Gnädige Frau, wo war’n Sie gestern

Philippahunzi

Die Granden der FPÖ haben sich kürzlich entschieden, den Namen Strache im politischen Spiel zu halten und deshalb Philippa Strache zur Verweserin des Strache’schen Erb- und Leibmandats im Nationalrat erkoren. Sie wird ihre Expertise auf dem Gebiet des Tierschutzes in die gesetzgebende Körperschaft einbringen und damit auf jenem Felde tätig sein, auf dem sich der niederösterreichische Landesrat Waldhäusl mit harscher Kritik an “Hunden mit Migrationshintergrund” bereits einen Namen gemacht hat. Die Latte, an der man die Leistungen Philippa Straches messen wird, liegt damit ziemlich hoch.

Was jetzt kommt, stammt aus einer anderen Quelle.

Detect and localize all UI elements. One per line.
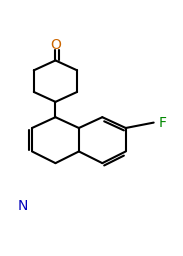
Text: N: N [18,199,28,213]
Text: O: O [50,38,61,52]
Text: F: F [158,116,166,130]
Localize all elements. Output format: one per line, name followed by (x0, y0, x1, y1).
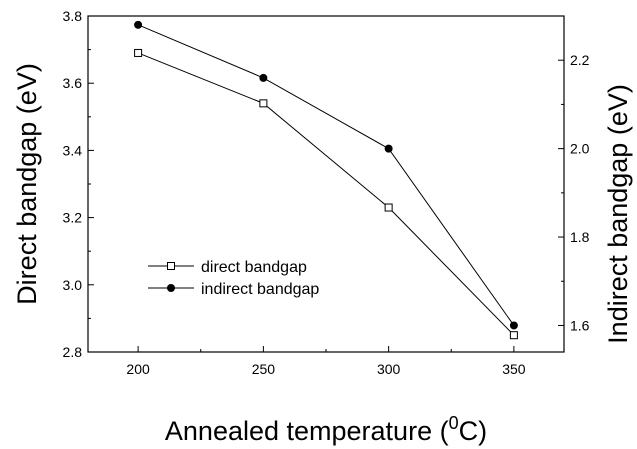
data-point-indirect (509, 321, 518, 330)
left-y-tick-label: 3.8 (63, 8, 83, 24)
plot-frame (87, 15, 565, 353)
legend: direct bandgap indirect bandgap (148, 259, 319, 298)
data-point-direct (384, 203, 393, 212)
data-point-indirect (134, 20, 143, 29)
right-y-tick-label: 1.6 (570, 317, 590, 333)
left-y-axis-title: Direct bandgap (eV) (12, 63, 42, 305)
right-y-tick-label: 2.2 (570, 52, 590, 68)
legend-label-direct: direct bandgap (201, 259, 307, 276)
x-tick-label: 200 (126, 361, 150, 377)
x-axis-title: Annealed temperature (0C) (165, 413, 487, 446)
legend-marker-indirect (167, 284, 175, 292)
left-y-tick-label: 3.0 (63, 277, 83, 293)
left-y-tick-label: 3.2 (63, 210, 83, 226)
series-line-direct (137, 52, 515, 336)
legend-marker-direct (167, 262, 175, 270)
series-line-indirect (137, 24, 515, 326)
data-point-indirect (259, 73, 268, 82)
right-y-ticks: 1.6 1.8 2.0 2.2 (558, 52, 590, 333)
x-tick-label: 300 (377, 361, 401, 377)
x-tick-label: 350 (502, 361, 526, 377)
right-y-axis-title: Indirect bandgap (eV) (603, 84, 633, 344)
left-y-tick-label: 2.8 (63, 344, 83, 360)
x-ticks: 200 250 300 350 (126, 346, 526, 377)
right-y-tick-label: 2.0 (570, 141, 590, 157)
data-point-direct (134, 48, 143, 57)
data-point-indirect (384, 144, 393, 153)
data-point-direct (509, 331, 518, 340)
legend-label-indirect: indirect bandgap (201, 281, 319, 298)
x-tick-label: 250 (252, 361, 276, 377)
data-point-direct (259, 99, 268, 108)
left-y-tick-label: 3.4 (63, 142, 83, 158)
left-y-tick-label: 3.6 (63, 75, 83, 91)
right-y-tick-label: 1.8 (570, 229, 590, 245)
left-y-ticks: 2.8 3.0 3.2 3.4 3.6 3.8 (63, 8, 94, 360)
series-layer (134, 20, 518, 340)
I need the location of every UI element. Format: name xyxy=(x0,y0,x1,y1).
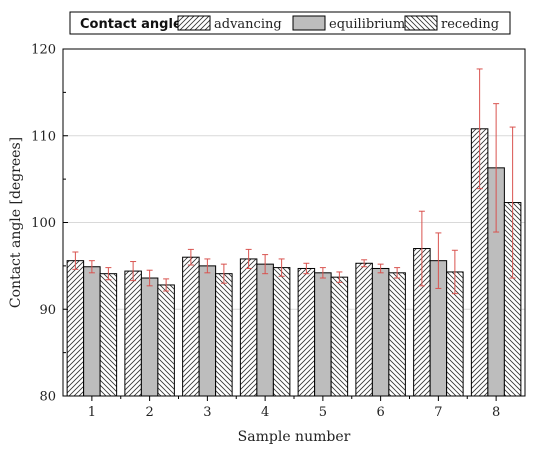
error-bar-advancing-2 xyxy=(130,261,137,282)
y-tick-label: 110 xyxy=(31,129,56,144)
error-bar-receding-2 xyxy=(163,278,170,292)
error-bar-advancing-3 xyxy=(187,248,194,266)
bar-equilibrium-2 xyxy=(140,277,159,397)
bar-advancing-5 xyxy=(297,267,316,397)
bar-receding-4 xyxy=(272,267,291,397)
x-axis-title: Sample number xyxy=(238,429,351,445)
error-bar-equilibrium-7 xyxy=(435,232,442,289)
bar-receding-5 xyxy=(330,276,349,397)
bar-equilibrium-6 xyxy=(371,267,390,397)
legend-item-advancing: advancing xyxy=(177,15,282,32)
error-bar-equilibrium-5 xyxy=(319,267,326,279)
bar-equilibrium-4 xyxy=(256,263,274,397)
bar-equilibrium-3 xyxy=(198,265,217,397)
y-axis: 80 90 100 110 120 xyxy=(31,43,68,405)
error-bar-receding-8 xyxy=(509,126,516,279)
error-bar-advancing-5 xyxy=(303,262,310,275)
error-bar-advancing-1 xyxy=(72,251,79,270)
error-bar-advancing-4 xyxy=(245,248,252,269)
y-tick-label: 120 xyxy=(31,43,56,58)
bar-equilibrium-1 xyxy=(83,266,101,397)
legend-label: advancing xyxy=(214,17,282,32)
x-tick-label: 2 xyxy=(145,405,153,420)
x-tick-label: 8 xyxy=(492,405,500,420)
error-bar-receding-5 xyxy=(336,271,343,283)
legend-items: advancing equilibrium receding xyxy=(177,15,499,32)
bar-advancing-4 xyxy=(239,258,258,397)
bar-advancing-1 xyxy=(66,260,85,397)
legend-swatch xyxy=(177,15,211,31)
x-tick-label: 3 xyxy=(203,405,211,420)
error-bar-receding-7 xyxy=(451,249,458,295)
x-tick-label: 7 xyxy=(434,405,442,420)
error-bars xyxy=(72,68,516,295)
error-bar-receding-3 xyxy=(220,263,227,284)
legend-item-equilibrium: equilibrium xyxy=(292,15,405,32)
error-bar-advancing-7 xyxy=(418,210,425,287)
y-tick-label: 100 xyxy=(31,216,56,231)
bar-advancing-6 xyxy=(355,262,373,397)
x-tick-label: 5 xyxy=(319,405,327,420)
legend-item-receding: receding xyxy=(404,15,499,32)
error-bar-equilibrium-1 xyxy=(88,260,95,274)
error-bar-advancing-8 xyxy=(476,68,483,190)
error-bar-receding-1 xyxy=(105,267,112,281)
legend-label: receding xyxy=(441,17,499,32)
legend-swatch xyxy=(404,15,438,31)
error-bar-equilibrium-2 xyxy=(146,269,153,287)
legend: Contact angle: advancing equilibrium reced… xyxy=(69,11,511,35)
bar-advancing-2 xyxy=(124,270,142,397)
x-tick-label: 6 xyxy=(376,405,384,420)
bar-receding-6 xyxy=(388,272,406,397)
y-tick-label: 80 xyxy=(39,390,56,405)
error-bar-equilibrium-4 xyxy=(262,254,269,275)
y-axis-title: Contact angle [degrees] xyxy=(8,137,24,308)
error-bar-advancing-6 xyxy=(361,259,368,268)
y-tick-label: 90 xyxy=(39,303,56,318)
bar-receding-2 xyxy=(157,284,175,397)
bar-equilibrium-5 xyxy=(314,272,332,397)
bar-receding-1 xyxy=(99,273,118,397)
bar-receding-3 xyxy=(215,273,233,397)
error-bar-receding-4 xyxy=(278,258,285,277)
legend-swatch xyxy=(292,15,326,31)
error-bar-receding-6 xyxy=(394,267,401,279)
legend-title: Contact angle: xyxy=(80,17,187,32)
x-tick-label: 4 xyxy=(261,405,269,420)
x-tick-label: 1 xyxy=(88,405,96,420)
error-bar-equilibrium-3 xyxy=(204,258,211,274)
error-bar-equilibrium-6 xyxy=(377,263,384,274)
bars xyxy=(66,128,522,397)
error-bar-equilibrium-8 xyxy=(493,103,500,233)
bar-advancing-3 xyxy=(182,256,200,397)
legend-label: equilibrium xyxy=(329,17,405,32)
x-axis: 1 2 3 4 5 6 7 8 xyxy=(88,396,500,420)
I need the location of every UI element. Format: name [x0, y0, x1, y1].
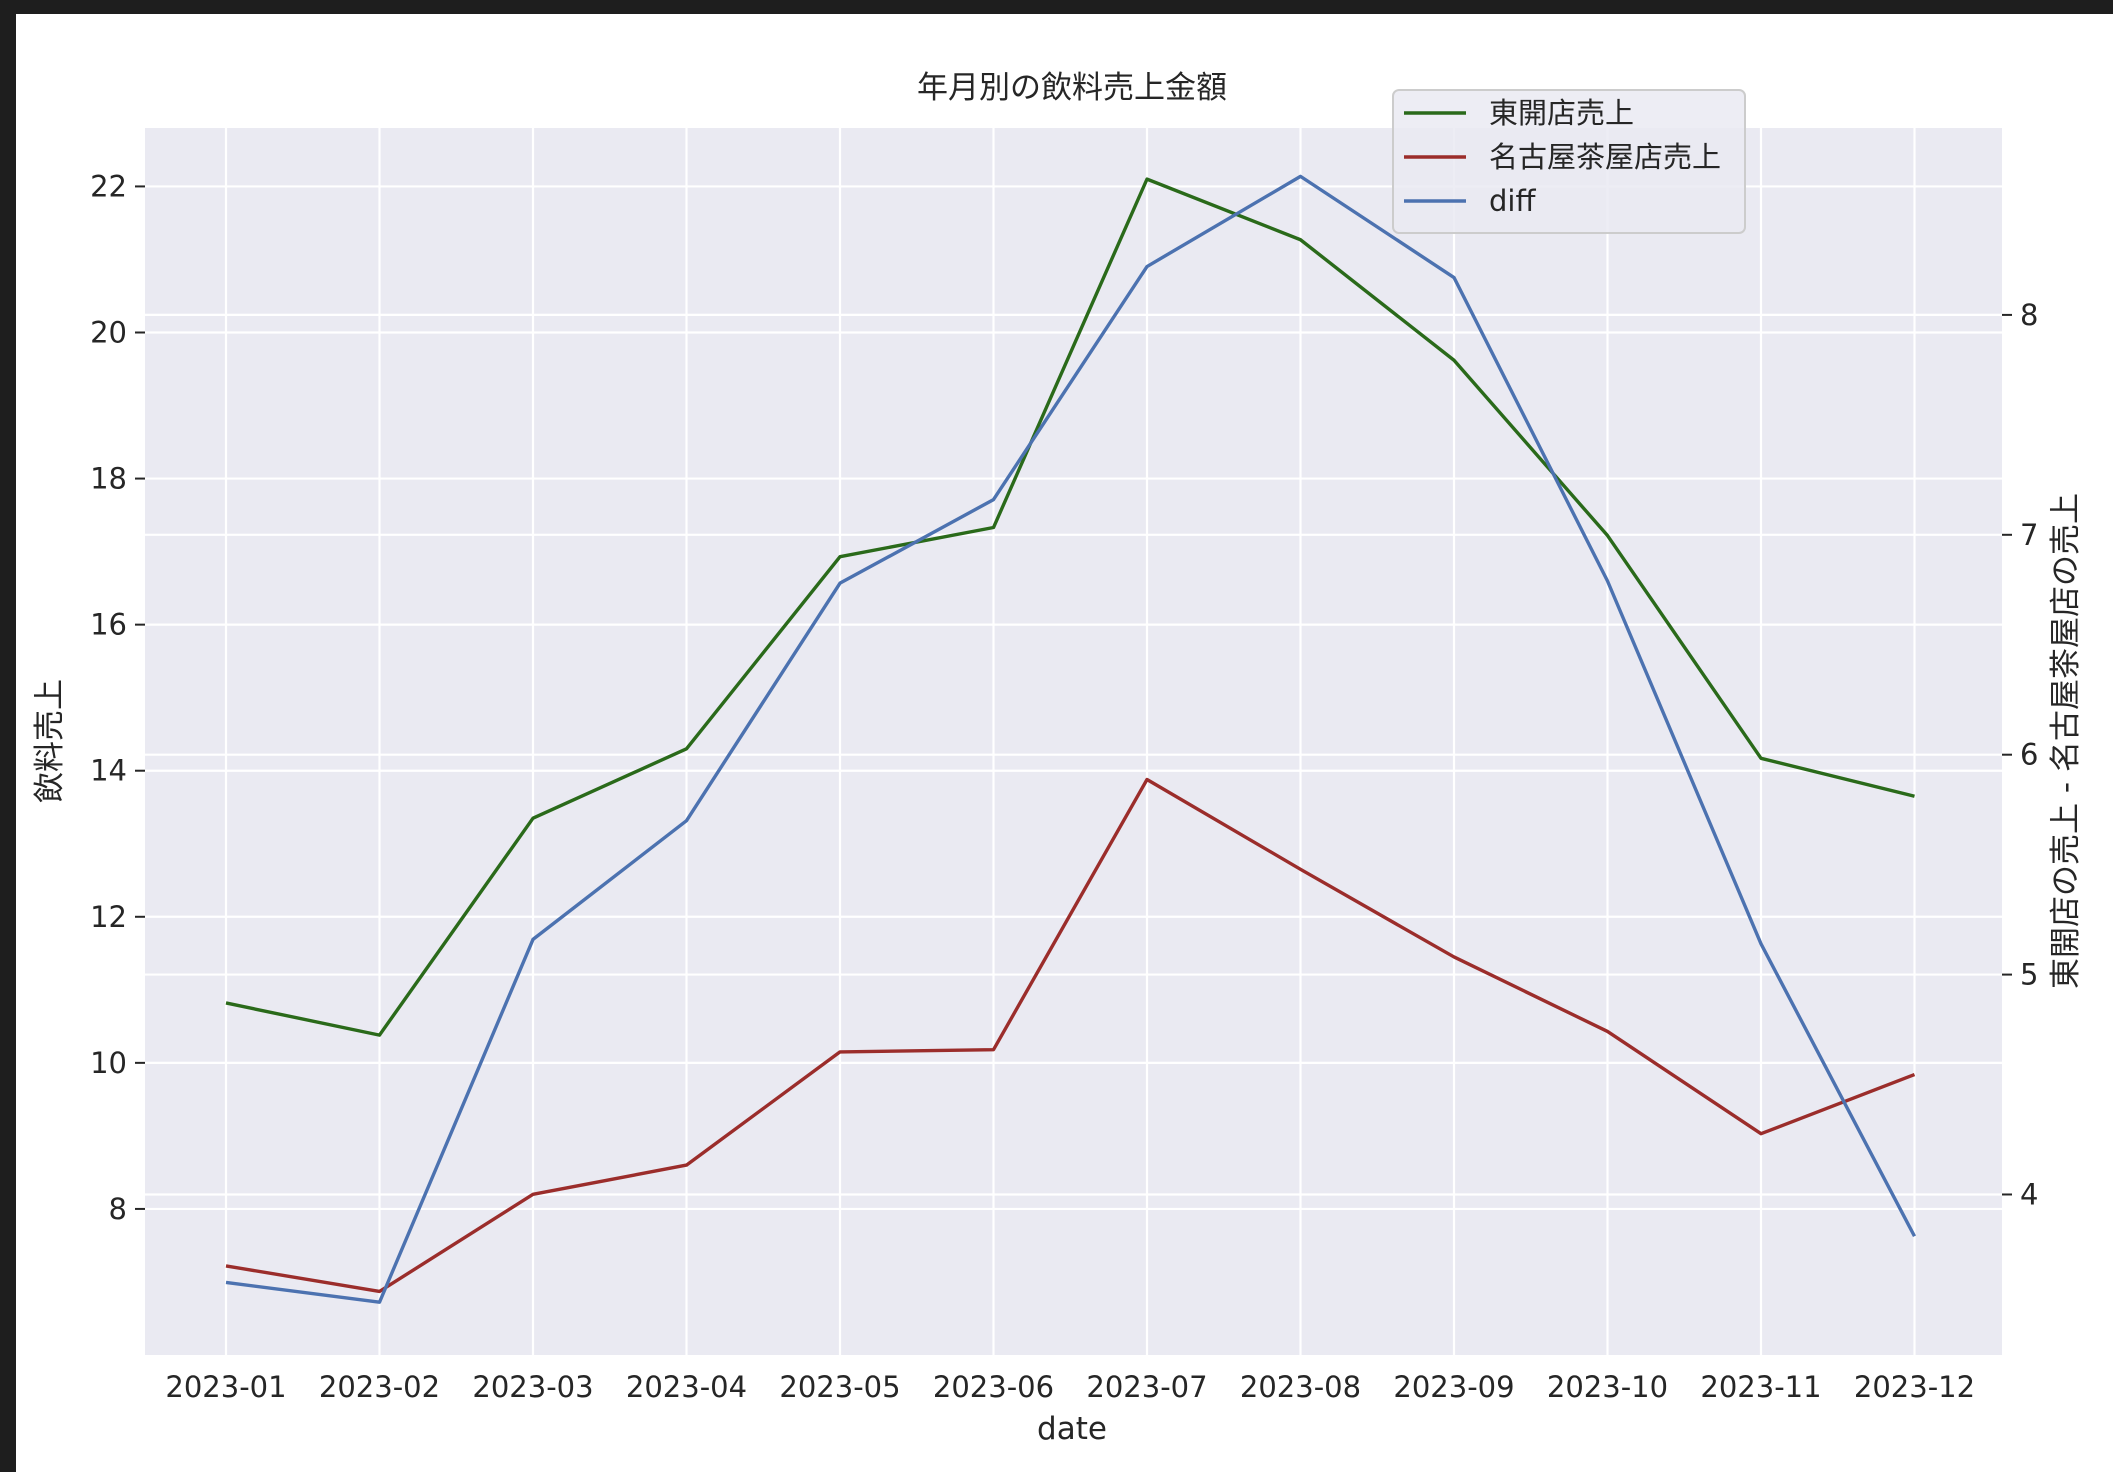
y-tick-label-right: 7 — [2020, 518, 2038, 552]
y-tick-label-left: 12 — [90, 900, 127, 934]
y-tick-label-right: 8 — [2020, 298, 2038, 332]
y-axis-label-right: 東開店の売上 - 名古屋茶屋店の売上 — [2048, 493, 2084, 989]
x-axis-label: date — [1037, 1411, 1107, 1447]
y-axis-label-left: 飲料売上 — [32, 679, 68, 803]
x-tick-label: 2023-10 — [1547, 1370, 1668, 1404]
y-tick-label-left: 8 — [109, 1192, 127, 1226]
y-tick-label-right: 6 — [2020, 738, 2038, 772]
y-tick-label-left: 14 — [90, 754, 127, 788]
legend-box — [1392, 89, 1746, 234]
grid — [145, 128, 2002, 1355]
x-tick-label: 2023-08 — [1240, 1370, 1361, 1404]
line-chart: 8 10 12 14 16 18 20 22 4 5 6 7 8 2023-01 2023-02 2023-0… — [32, 70, 2084, 1447]
x-tick-label: 2023-02 — [319, 1370, 440, 1404]
x-tick-label: 2023-07 — [1086, 1370, 1207, 1404]
y-tick-label-left: 22 — [90, 169, 127, 203]
legend-label: 名古屋茶屋店売上 — [1489, 140, 1721, 174]
y-tick-label-left: 10 — [90, 1046, 127, 1080]
series-line — [225, 174, 1917, 1304]
x-tick-label: 2023-04 — [626, 1370, 747, 1404]
legend-label: diff — [1489, 184, 1536, 218]
chart-figure: 8 10 12 14 16 18 20 22 4 5 6 7 8 2023-01 2023-02 2023-0… — [16, 14, 2113, 1472]
x-tick-label: 2023-05 — [779, 1370, 900, 1404]
y-tick-label-left: 20 — [90, 316, 127, 350]
x-tick-label: 2023-09 — [1393, 1370, 1514, 1404]
x-tick-label: 2023-01 — [165, 1370, 286, 1404]
y-tick-label-left: 16 — [90, 608, 127, 642]
y-tick-label-right: 5 — [2020, 958, 2038, 992]
chart-title: 年月別の飲料売上金額 — [917, 70, 1227, 106]
y-tick-label-left: 18 — [90, 462, 127, 496]
series-line — [225, 177, 1915, 1037]
plot-area — [145, 128, 2002, 1355]
x-tick-label: 2023-06 — [933, 1370, 1054, 1404]
x-tick-label: 2023-03 — [472, 1370, 593, 1404]
legend-label: 東開店売上 — [1489, 96, 1634, 130]
y-tick-label-right: 4 — [2020, 1177, 2038, 1211]
x-tick-label: 2023-11 — [1700, 1370, 1821, 1404]
series-line — [225, 777, 1916, 1294]
x-tick-label: 2023-12 — [1854, 1370, 1975, 1404]
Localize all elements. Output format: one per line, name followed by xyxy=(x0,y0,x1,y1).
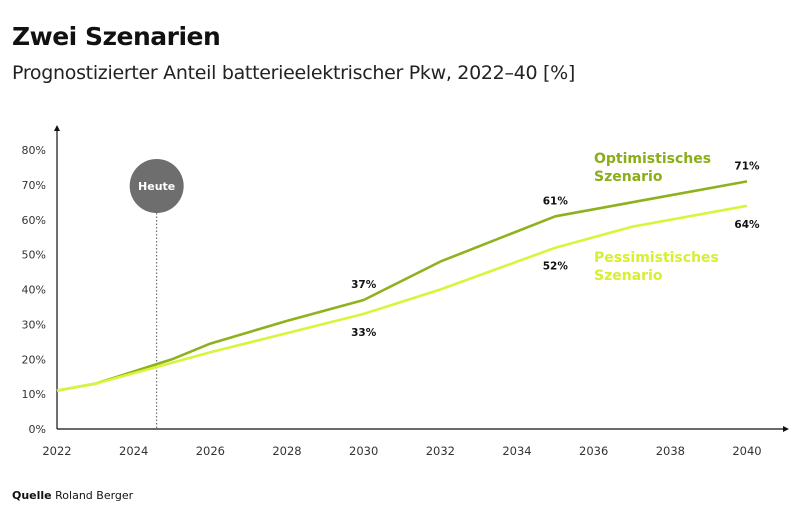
y-tick-label: 10% xyxy=(22,388,46,401)
chart-title: Zwei Szenarien xyxy=(12,22,221,51)
data-label: 61% xyxy=(543,195,569,207)
x-tick-label: 2026 xyxy=(196,444,225,458)
x-tick-label: 2034 xyxy=(502,444,531,458)
x-tick-label: 2032 xyxy=(426,444,455,458)
source-label: Quelle xyxy=(12,489,52,502)
y-tick-label: 20% xyxy=(22,353,46,366)
series-label: Optimistisches xyxy=(594,151,711,167)
x-tick-label: 2030 xyxy=(349,444,378,458)
y-tick-label: 80% xyxy=(22,144,46,157)
y-tick-label: 50% xyxy=(22,249,46,262)
y-tick-label: 30% xyxy=(22,318,46,331)
y-tick-label: 70% xyxy=(22,179,46,192)
series-line xyxy=(56,180,748,392)
today-marker-circle xyxy=(129,159,184,213)
data-label: 64% xyxy=(734,219,760,231)
x-tick-label: 2038 xyxy=(656,444,685,458)
data-label: 33% xyxy=(351,327,377,339)
today-marker-label: Heute xyxy=(138,180,175,193)
x-tick-label: 2022 xyxy=(42,444,71,458)
y-tick-label: 60% xyxy=(22,214,46,227)
series-label: Szenario xyxy=(594,268,663,284)
chart-subtitle: Prognostizierter Anteil batterieelektris… xyxy=(12,62,575,84)
data-label: 52% xyxy=(543,261,569,273)
series-label: Szenario xyxy=(594,169,663,185)
source-note: Quelle Roland Berger xyxy=(12,489,133,502)
source-text: Roland Berger xyxy=(55,489,134,502)
y-tick-label: 40% xyxy=(22,284,46,297)
data-label: 37% xyxy=(351,279,377,291)
x-tick-label: 2036 xyxy=(579,444,608,458)
x-axis-arrow xyxy=(783,426,789,432)
data-label: 71% xyxy=(734,160,760,172)
y-axis-arrow xyxy=(54,125,60,131)
x-tick-label: 2024 xyxy=(119,444,148,458)
series-label: Pessimistisches xyxy=(594,250,719,266)
x-tick-label: 2028 xyxy=(272,444,301,458)
y-tick-label: 0% xyxy=(29,423,46,436)
series-line xyxy=(56,204,748,392)
x-tick-label: 2040 xyxy=(732,444,761,458)
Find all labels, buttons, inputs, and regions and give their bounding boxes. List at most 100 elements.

Knapp 45.000 Vorzugsstimmen, die anlässlich der Europawahl zugunsten des Ibizers abgegeben wurden, und unerwartet geringe Verluste bei der gleichen Wahl ermutigen die blauen Entscheidungsträger offenbar auch, mehr oder weniger laut über eine Rückkehr Straches in die Führungsriege der FP zu räsonieren.

Resi Stenz hat sich in diesem Zusammenhang eines Liedes aus den Dreißigern erinnert und einen neuen Text dazu geschrieben “Gnädige Frau, wo war’n Sie gestern”. Tuco hat wieder für den Ton gesorgt und durch seinen Sprechgesang den Umstand etwas verschleiert, dass er so wie wir anderen auch (Resi und Paco) nicht singen kann.

Resi war etwas überrascht, dass wir anderen den alten sexistischen Hadern nicht kannten, und hat uns gebeten, hier Links anzubieten, die zu Interpretationen des Originals durch Willi Forst und Peter Alexander führen. Den Originaltext kann man hier abrufen.

(Paco)

Gnädige Frau, wo war’n Sie gestern?

Wer kommt denn da, wer kommt denn da,
wer ist die blonde Dame?
Die kenn’ ich doch, die kenn’ ich doch,
wie war’ doch gleich der Name?
Ach, jetzt fällt’s mir wieder ein,
das muss Philippa sein
und ausnahmsweis‘ allein.
Ich weiß etwas, ich weiß etwas,
na, Freunde, wollt ihr raten?
Es geht nicht um Klatschspaltenschas,
sie tritt aus seinem Schatten(!),
wird Mandatsverweserin
im Nationalrat drin (für den ist‘s ein Gewinn!)

Gnädige Frau, wo warn’S noch gestern?
Im Bierzelt, wo die Blauen lästern,
man sah Sie neben HC stehen,
doch was tun Sie nun?
Gnädige Frau, na das sind Sachen,
verzeih’n Sie, aber ich muss lachen!
In’s Parlament müssen’S bald gehen?
Ich frag mich, was wer’n Sie dort tun?
Wie schon der waldviertler Moses
vollbringen’S sicher Großes
zum Schutz der autochthonen Hundis
solang der HC waidwund is.

Gnädige Frau, s’wird nicht lang dauern,
der tut schon auf sei‘ Rückkehr lauern,
steckt alles weg, wie wenn nichts g’schehn wär‘ –
Das ist also Korporierten-Ehr‘!

2 Antworten auf “Gnädige Frau, wo war’n Sie gestern”

  1. Habe ich das richtig verstanden? In Österreich gibt es noch Erb-Mandate?
    Wie verträgt sich das mit moderner Demokratie? Ich bin ziemlich sprachlos.

    Aber nicht sprachlos genug, Dir zu sagen, dass ich die Umsetzung und Vertonung sensationell finde!